Reporter: Barratut Taqiyyah Rafie | Editor: Barratut Taqiyyah Rafie
Lee Sung-joon, juru bicara Kepala Staf Gabungan Korea Selatan, mengatakan komentar Kim menandai peningkatan ancaman verbal dari Korea Utara.
Lee mengklaim bahwa Korea Selatan melakukan siaran di lokasi di mana tentara terlindungi dengan baik dan siap untuk merespons dengan cepat jika diserang.
“Kami tidak berpikir mereka bisa memprovokasi kami dengan mudah,” katanya pada sebuah pengarahan pada hari Senin.
Para pakar strategis mengatakan kegagalan Korea Utara dalam memahami demokrasi berarti “perang balon” bisa menjadi tidak terkendali.

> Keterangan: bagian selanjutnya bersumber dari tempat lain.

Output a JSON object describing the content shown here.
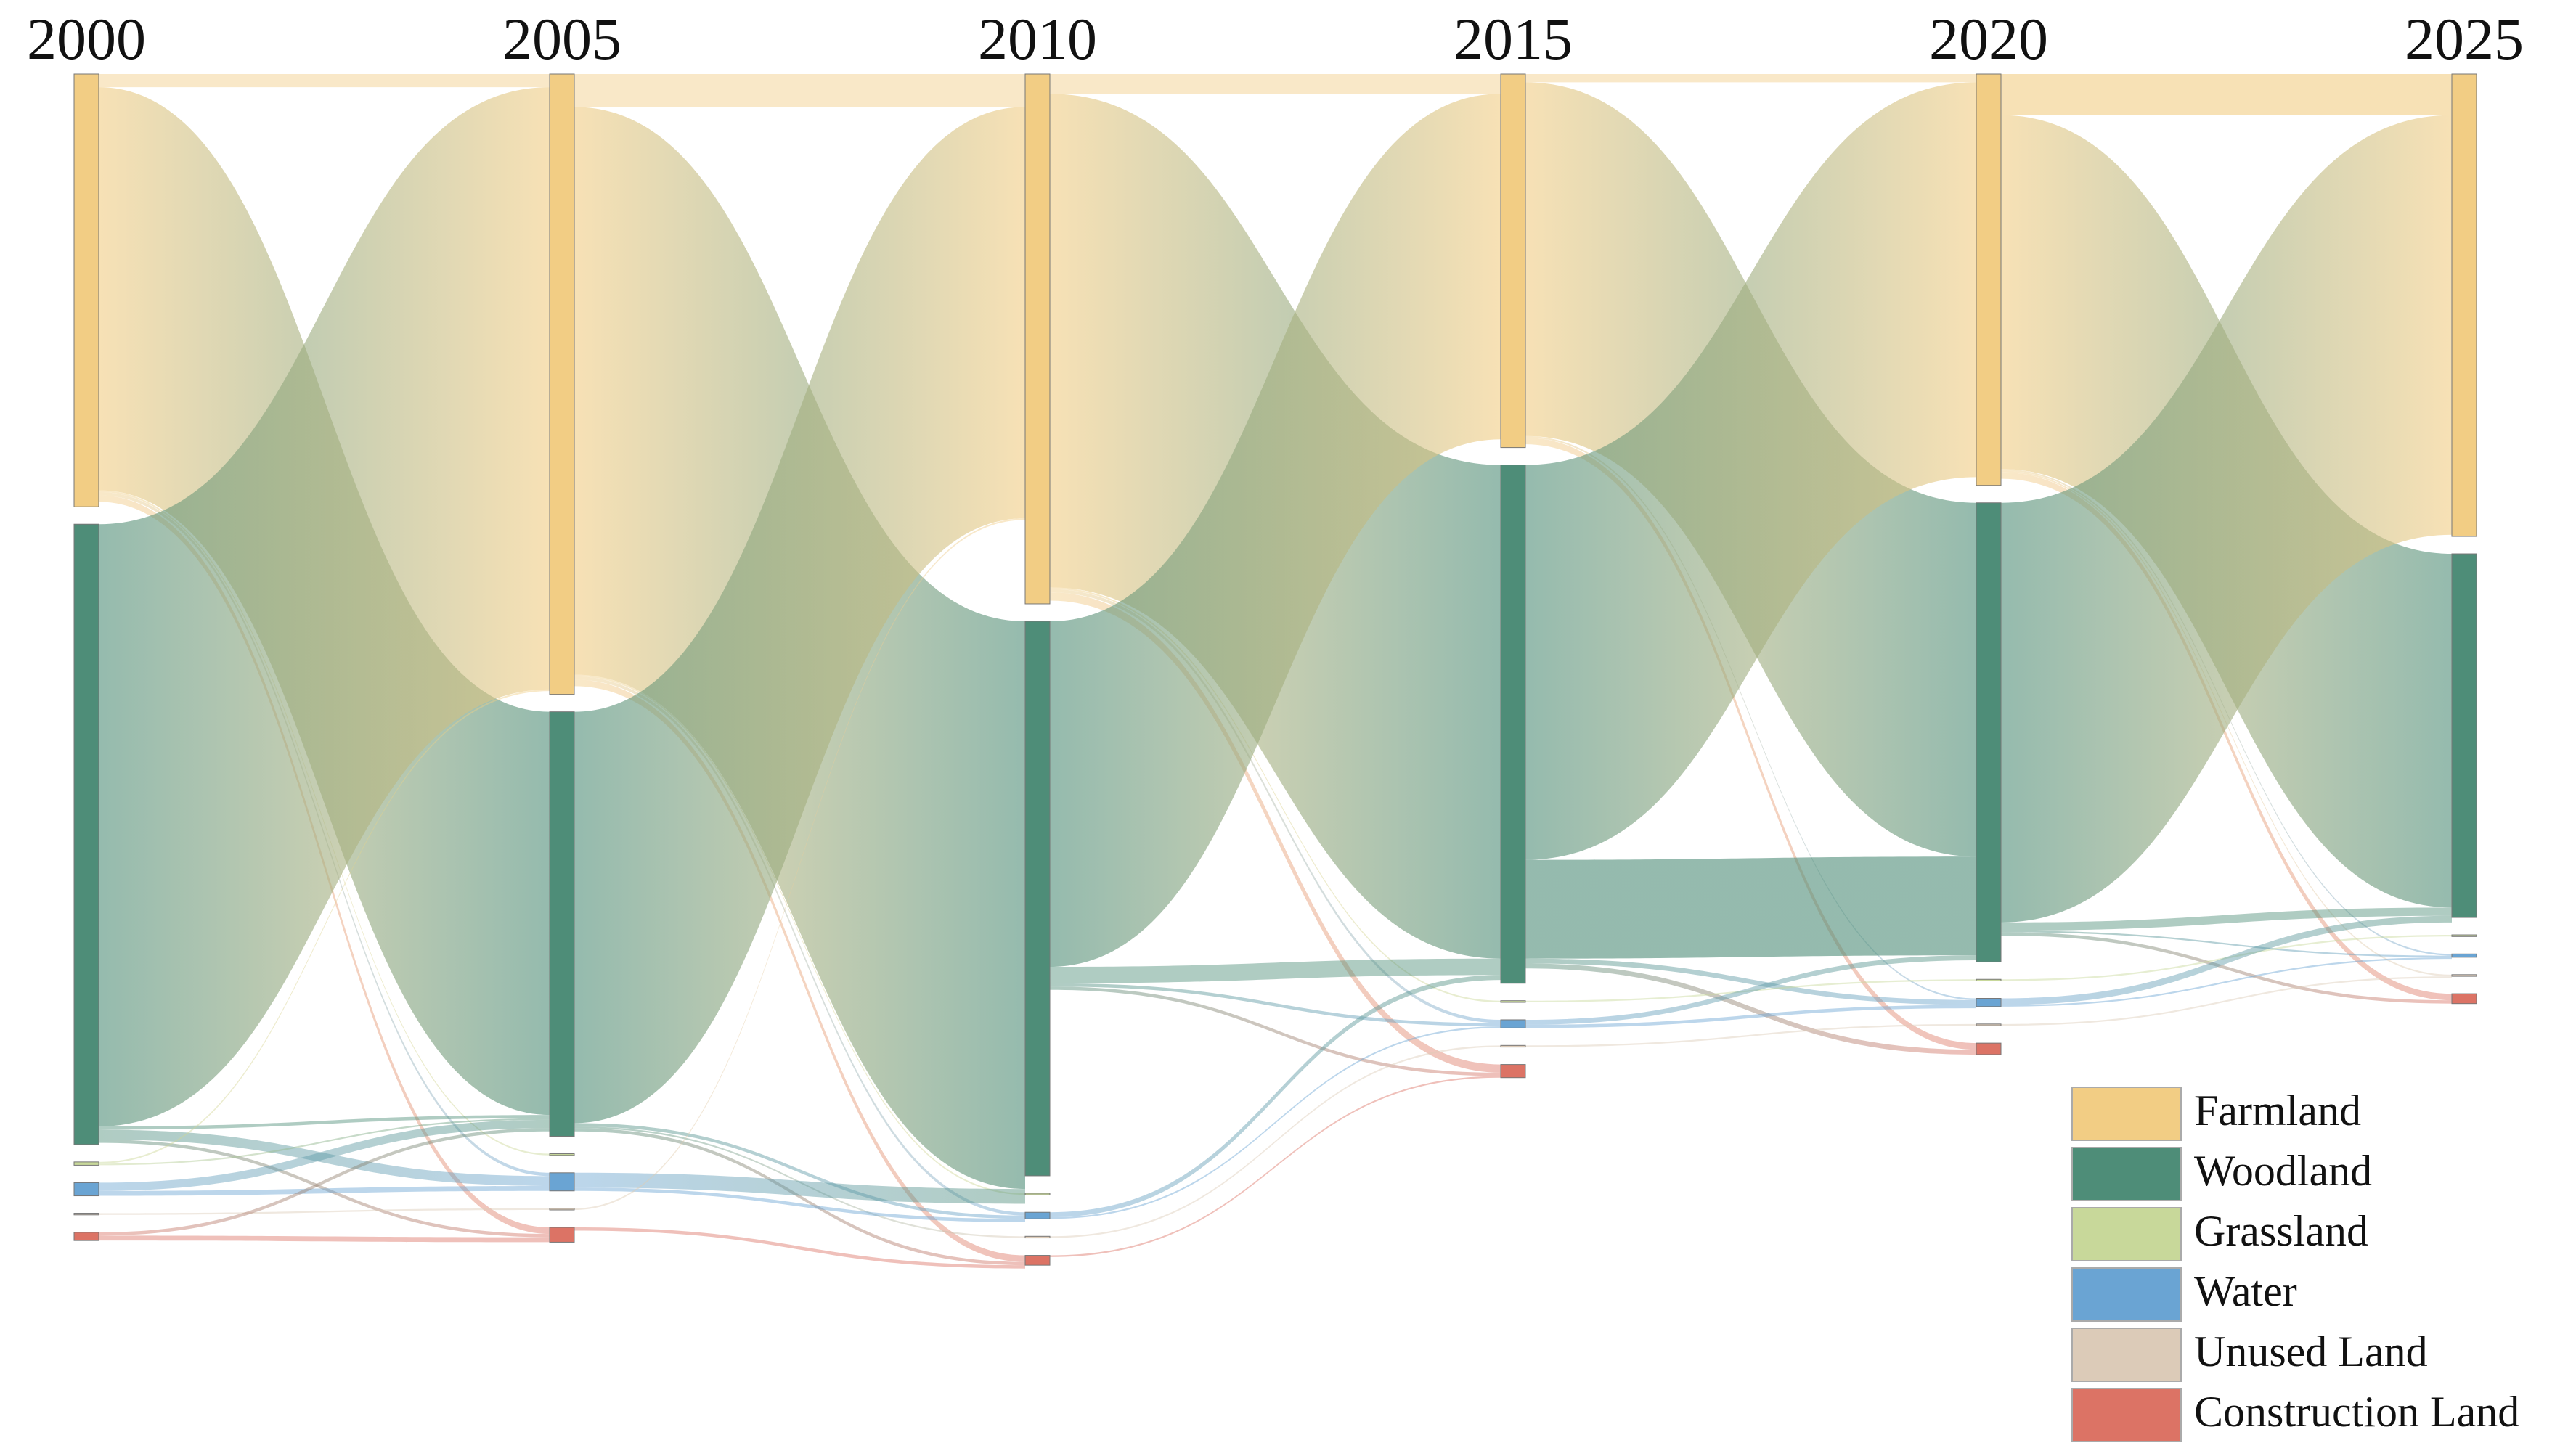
{
  "chart_data": {
    "type": "sankey",
    "stages": [
      "2000",
      "2005",
      "2010",
      "2015",
      "2020",
      "2025"
    ],
    "series": [
      {
        "name": "Farmland",
        "color": "#f2cd84",
        "values": [
          263,
          377,
          322,
          227,
          250,
          281
        ]
      },
      {
        "name": "Woodland",
        "color": "#4e8d78",
        "values": [
          377,
          258,
          337,
          315,
          279,
          221
        ]
      },
      {
        "name": "Grassland",
        "color": "#c8d89a",
        "values": [
          2,
          1,
          1,
          1,
          1,
          1
        ]
      },
      {
        "name": "Water",
        "color": "#6aa4d3",
        "values": [
          8,
          11,
          4,
          5,
          5,
          2
        ]
      },
      {
        "name": "Unused Land",
        "color": "#dccbb8",
        "values": [
          1,
          1,
          1,
          1,
          1,
          1
        ]
      },
      {
        "name": "Construction Land",
        "color": "#dc7365",
        "values": [
          5,
          9,
          6,
          8,
          7,
          6
        ]
      }
    ],
    "transitions": [
      {
        "from": "2000",
        "to": "2005",
        "flows": [
          [
            "Farmland",
            "Farmland",
            8
          ],
          [
            "Farmland",
            "Woodland",
            245
          ],
          [
            "Farmland",
            "Grassland",
            1
          ],
          [
            "Farmland",
            "Water",
            2
          ],
          [
            "Farmland",
            "Construction Land",
            4
          ],
          [
            "Woodland",
            "Farmland",
            366
          ],
          [
            "Woodland",
            "Woodland",
            2
          ],
          [
            "Woodland",
            "Water",
            6
          ],
          [
            "Woodland",
            "Construction Land",
            2
          ],
          [
            "Grassland",
            "Farmland",
            1
          ],
          [
            "Grassland",
            "Woodland",
            1
          ],
          [
            "Water",
            "Woodland",
            5
          ],
          [
            "Water",
            "Water",
            3
          ],
          [
            "Unused Land",
            "Unused Land",
            1
          ],
          [
            "Construction Land",
            "Woodland",
            2
          ],
          [
            "Construction Land",
            "Construction Land",
            3
          ]
        ]
      },
      {
        "from": "2005",
        "to": "2010",
        "flows": [
          [
            "Farmland",
            "Farmland",
            20
          ],
          [
            "Farmland",
            "Woodland",
            345
          ],
          [
            "Farmland",
            "Grassland",
            1
          ],
          [
            "Farmland",
            "Water",
            2
          ],
          [
            "Farmland",
            "Construction Land",
            4
          ],
          [
            "Woodland",
            "Farmland",
            250
          ],
          [
            "Woodland",
            "Water",
            2
          ],
          [
            "Woodland",
            "Unused Land",
            1
          ],
          [
            "Woodland",
            "Construction Land",
            2
          ],
          [
            "Water",
            "Woodland",
            9
          ],
          [
            "Water",
            "Water",
            2
          ],
          [
            "Unused Land",
            "Farmland",
            1
          ],
          [
            "Construction Land",
            "Construction Land",
            2
          ]
        ]
      },
      {
        "from": "2010",
        "to": "2015",
        "flows": [
          [
            "Farmland",
            "Farmland",
            12
          ],
          [
            "Farmland",
            "Woodland",
            300
          ],
          [
            "Farmland",
            "Grassland",
            1
          ],
          [
            "Farmland",
            "Water",
            2
          ],
          [
            "Farmland",
            "Construction Land",
            5
          ],
          [
            "Woodland",
            "Farmland",
            210
          ],
          [
            "Woodland",
            "Woodland",
            10
          ],
          [
            "Woodland",
            "Water",
            2
          ],
          [
            "Woodland",
            "Construction Land",
            2
          ],
          [
            "Water",
            "Woodland",
            3
          ],
          [
            "Water",
            "Water",
            1
          ],
          [
            "Unused Land",
            "Unused Land",
            1
          ],
          [
            "Construction Land",
            "Construction Land",
            1
          ]
        ]
      },
      {
        "from": "2015",
        "to": "2020",
        "flows": [
          [
            "Farmland",
            "Farmland",
            5
          ],
          [
            "Farmland",
            "Woodland",
            215
          ],
          [
            "Farmland",
            "Water",
            1
          ],
          [
            "Farmland",
            "Construction Land",
            4
          ],
          [
            "Woodland",
            "Farmland",
            240
          ],
          [
            "Woodland",
            "Woodland",
            60
          ],
          [
            "Woodland",
            "Water",
            3
          ],
          [
            "Woodland",
            "Construction Land",
            3
          ],
          [
            "Grassland",
            "Grassland",
            1
          ],
          [
            "Water",
            "Woodland",
            3
          ],
          [
            "Water",
            "Water",
            2
          ],
          [
            "Unused Land",
            "Unused Land",
            1
          ]
        ]
      },
      {
        "from": "2020",
        "to": "2025",
        "flows": [
          [
            "Farmland",
            "Farmland",
            25
          ],
          [
            "Farmland",
            "Woodland",
            215
          ],
          [
            "Farmland",
            "Water",
            1
          ],
          [
            "Farmland",
            "Unused Land",
            1
          ],
          [
            "Farmland",
            "Construction Land",
            4
          ],
          [
            "Woodland",
            "Farmland",
            255
          ],
          [
            "Woodland",
            "Woodland",
            5
          ],
          [
            "Woodland",
            "Water",
            1
          ],
          [
            "Woodland",
            "Construction Land",
            2
          ],
          [
            "Grassland",
            "Grassland",
            1
          ],
          [
            "Water",
            "Woodland",
            4
          ],
          [
            "Water",
            "Water",
            1
          ],
          [
            "Unused Land",
            "Unused Land",
            1
          ]
        ]
      }
    ]
  }
}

“Seoul tidak menginginkan ketegangan militer di perbatasan antar-Korea dan Pyongyang tidak ingin informasi dari luar mengancam legitimasi rezim Kim,” kata Leif-Eric Easley, profesor di Universitas Ewha, Seoul.
Easley menambahkan, bagi kedua belah pihak, meningkatnya ketegangan adalah proposisi yang berisiko.
"Korea Utara mungkin sudah salah perhitungan, karena demokrasi Korea Selatan tidak bisa begitu saja menghentikan peluncuran balon LSM seperti yang diharapkan oleh otokrasi,” paparnya.
Baca Juga: Balas Dendam Atas Balon Sampah, Korsel Bakal Ramaikan Korut dengan Musik K-pop
Easley mengatakan pemerintah Korea Selatan sebelumnya telah mengubah undang-undang yang melarang warganya menerbangkan balon ke Korea Utara.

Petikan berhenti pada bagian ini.